The success of Daniel Kahneman’s Thinking, Fast and Slow has popularized Dual Process Theory, and more precisely the idea that heuristics and logic are two different facets, or “systems”, of the human mind. According to this approach, logic would be limited to “system 2”, a slow module requiring conscious activation and mental effort, while our default “system 1” would rely on “rules of thumb”, or heuristics, allowing us to make quick and largely unconscious judgments and decisions.
But what do all of those “rules of thumb”, such as “anchoring” (relying on the first pieces of information), “availability” (relying on the ease with which information comes to mind), or “aversion to losses” (weighing potential losses more heavily than potential gains), have in common? What is their general principle?
Kahneman did explain why heuristics evolved: they are energy-saving devices, which must have been much needed as we adapted to our prehistoric environment. Although inaccurate, and therefore unreliable, these mental shortcuts were nevertheless useful, not only because of their practicality but also because of their efficiency — which means that they yielded, more often than not, workable solutions. This is an important point: we often insist on the fact that cognitive biases are irrational and lead to errors in judgment and decision-making. However, if their conclusions were not, in most cases, acceptable approximations, they would not have been selected and become part of our universal makeup. At least, they had to be “good enough” at the time.
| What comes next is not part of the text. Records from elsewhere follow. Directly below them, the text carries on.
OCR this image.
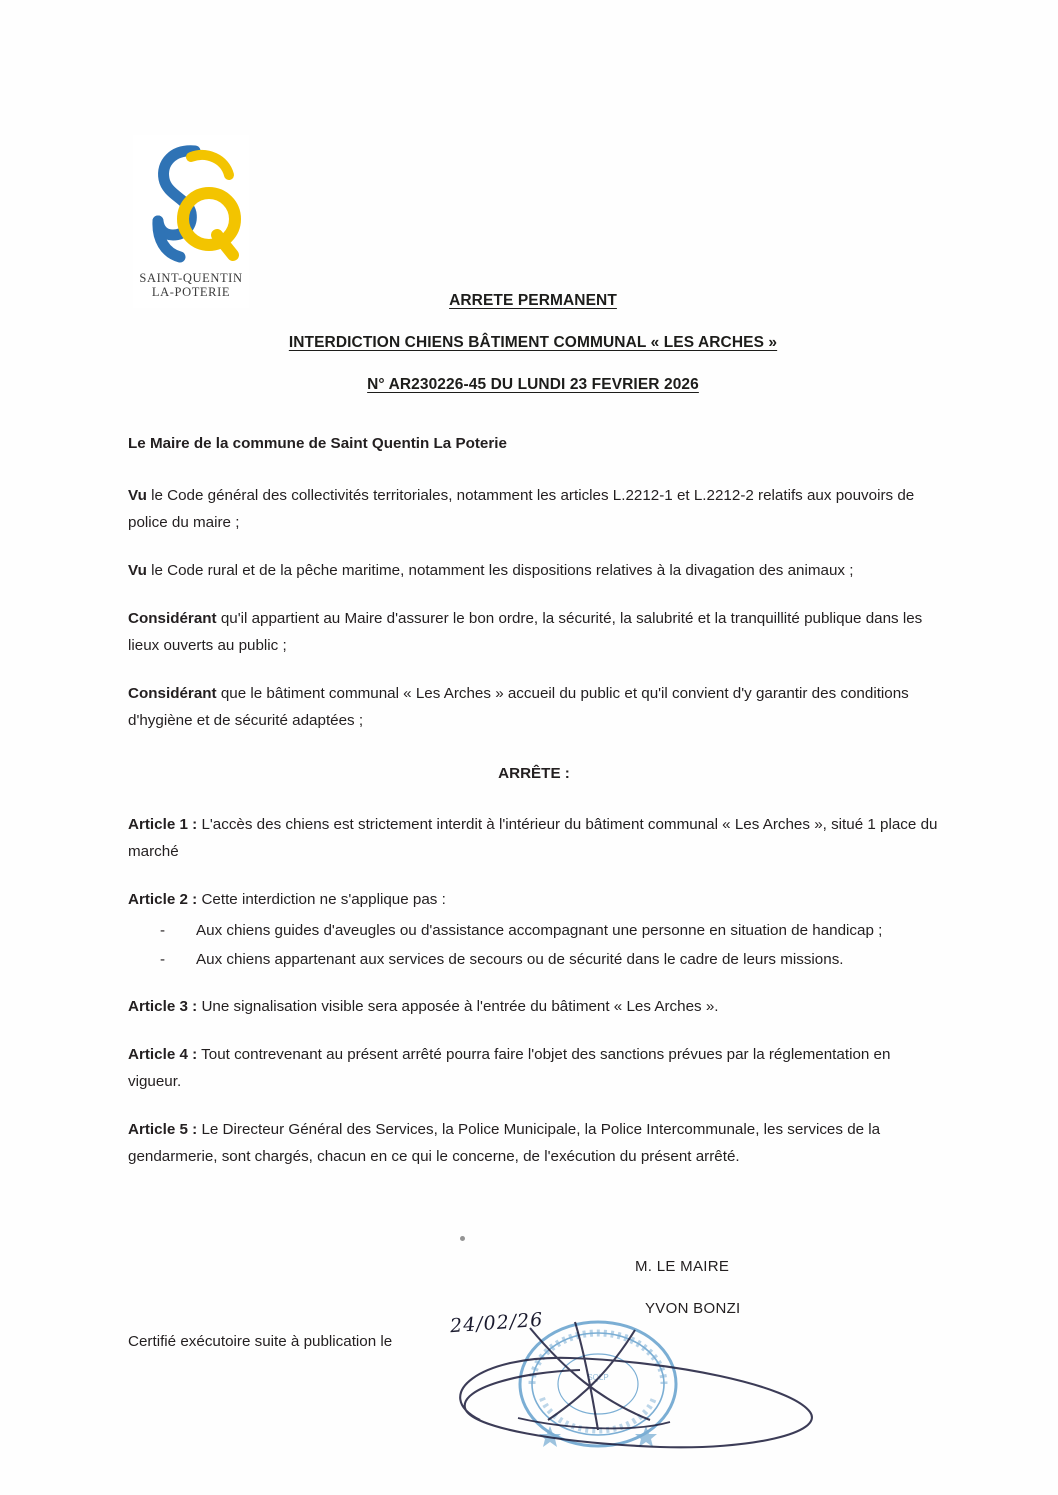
SAINT-QUENTIN
LA-POTERIE	ARRETE PERMANENT
INTERDICTION CHIENS BÂTIMENT COMMUNAL « LES ARCHES »
N° AR230226-45 DU LUNDI 23 FEVRIER 2026

Le Maire de la commune de Saint Quentin La Poterie

Vu le Code général des collectivités territoriales, notamment les articles L.2212-1 et L.2212-2 relatifs aux pouvoirs de police du maire ;

Vu le Code rural et de la pêche maritime, notamment les dispositions relatives à la divagation des animaux ;

Considérant qu'il appartient au Maire d'assurer le bon ordre, la sécurité, la salubrité et la tranquillité publique dans les lieux ouverts au public ;

Considérant que le bâtiment communal « Les Arches » accueil du public et qu'il convient d'y garantir des conditions d'hygiène et de sécurité adaptées ;

ARRÊTE :

Article 1 : L'accès des chiens est strictement interdit à l'intérieur du bâtiment communal « Les Arches », situé 1 place du marché

Article 2 : Cette interdiction ne s'applique pas :

- Aux chiens guides d'aveugles ou d'assistance accompagnant une personne en situation de handicap ;
- Aux chiens appartenant aux services de secours ou de sécurité dans le cadre de leurs missions.

Article 3 : Une signalisation visible sera apposée à l'entrée du bâtiment « Les Arches ».

Article 4 : Tout contrevenant au présent arrêté pourra faire l'objet des sanctions prévues par la réglementation en vigueur.

Article 5 : Le Directeur Général des Services, la Police Municipale, la Police Intercommunale, les services de la gendarmerie, sont chargés, chacun en ce qui le concerne, de l'exécution du présent arrêté.

M. LE MAIRE
YVON BONZI
Certifié exécutoire suite à publication le
24/02/26
SQLP
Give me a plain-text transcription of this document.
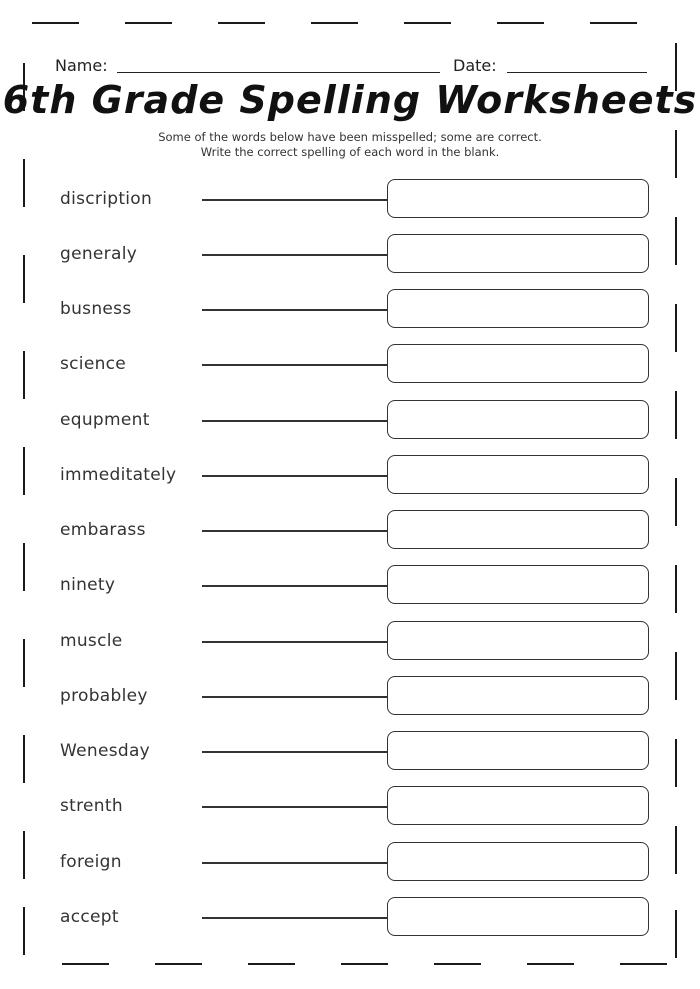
Name:	Date:
6th Grade Spelling Worksheets
Some of the words below have been misspelled; some are correct.
Write the correct spelling of each word in the blank.
discription
generaly
busness
science
equpment
immeditately
embarass
ninety
muscle
probabley
Wenesday
strenth
foreign
accept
Precisely, what Kahneman did not explain is how these rules of thumb came to be selected. Kahneman did formulate a general rule for system 1: “WYSIATI, What You See Is All There Is”. But this is very vague and more descriptive than explanatory. In addition, while it might shed light on the connection between “anchoring” and “availability” biases, for instance, it does not really tell us why “losses loom larger than gains”.
Yet, a simple and general model can be proposed to explain how heuristics came to be. This model also explains how these rules of thumb can be “good enough” despite being fundamentally wrong. Indeed, it is this very fact that indicates the origins of cognitive biases. Simply put, all of them are different instances of a common logical fallacy: affirming the consequent. The basic rule of logical reasoning is known as the modus ponens: ((p → q) & p) → q, which reads “if p is true, q is true; and p is true, therefore q is true.” An example would be: “if someone is born in the U.S. (p), they are an American citizen (q); and this person is born in the U.S. (p), therefore this person is an American citizen (q). A common mistake is to misuse this rule in the following way: ((p → q) & q) → p. This is “affirming the consequent.” In the case above, it would lead to this logical error: “if someone is born in the U.S. (p), they are an American citizen (q); and this person is an American citizen(q), therefore they were born in the U.S.” This is obviously wrong: people can be American citizens based on their parents’ citizenship, or through naturalization, even if they were born abroad. Still, if you had to guess someone’s birthplace, and if you knew that they are an American citizen, the “rule of thumb” would work more often than not.
Here, we have a logical “system 2” rule, the modus ponens, and a mental shortcut that basically states that, since p → q, q can always be used as a proxy for p. This explains all heuristics and cognitive biases. Take the availability bias, for instance. Generally speaking, events that are the most frequent are also the ones instances of which comes most easily to mind. This doesn’t mean that it is rational, or always reliable, to judge frequency (p) based on availability (q): frequent events can be unremarkable, while unfrequent ones might be striking and easily recalled. Still, as a rule of thumb for quick estimates, it’s usually “good enough.” The same is true for anchoring. If you are a teacher, you know that good essays usually have good introductions. This doesn’t mean that an essay cannot start very well and then go off-topic, or start poorly, but then get much better. Still, if you were to grade papers based on their introductions alone, the rankings probably would not be that different from those based on the full essays.
Contrary to the WYSIATI rule, this simple general model also accounts for our aversion to losses. If losses and gains are both as visible, then the rule doesn’t explain why we give more weight to the former in our decisions. And if losses are more visible than gains, then the WYSIATI rule does not explain why. Yet, the reason is quite simple. Aversion to losses takes the logical principle of diminishing marginal utility, which states that additional units of an item have less and less value, and concludes that losing an item is more significant than gaining one, regardless of their underlying value.
More generally, heuristics take criteria that are logically derived from rational principles and use them as proxies, for those more complex rules; even though such conversions and generalizations are neither accurate, not entirely reliable. Such shortcuts are assumptions that an implication (p → q) can simply be reversed (q → p). Thus, a better way to describe heuristics would be: YSAAAT! Your Simplifying Assumptions Are Always True!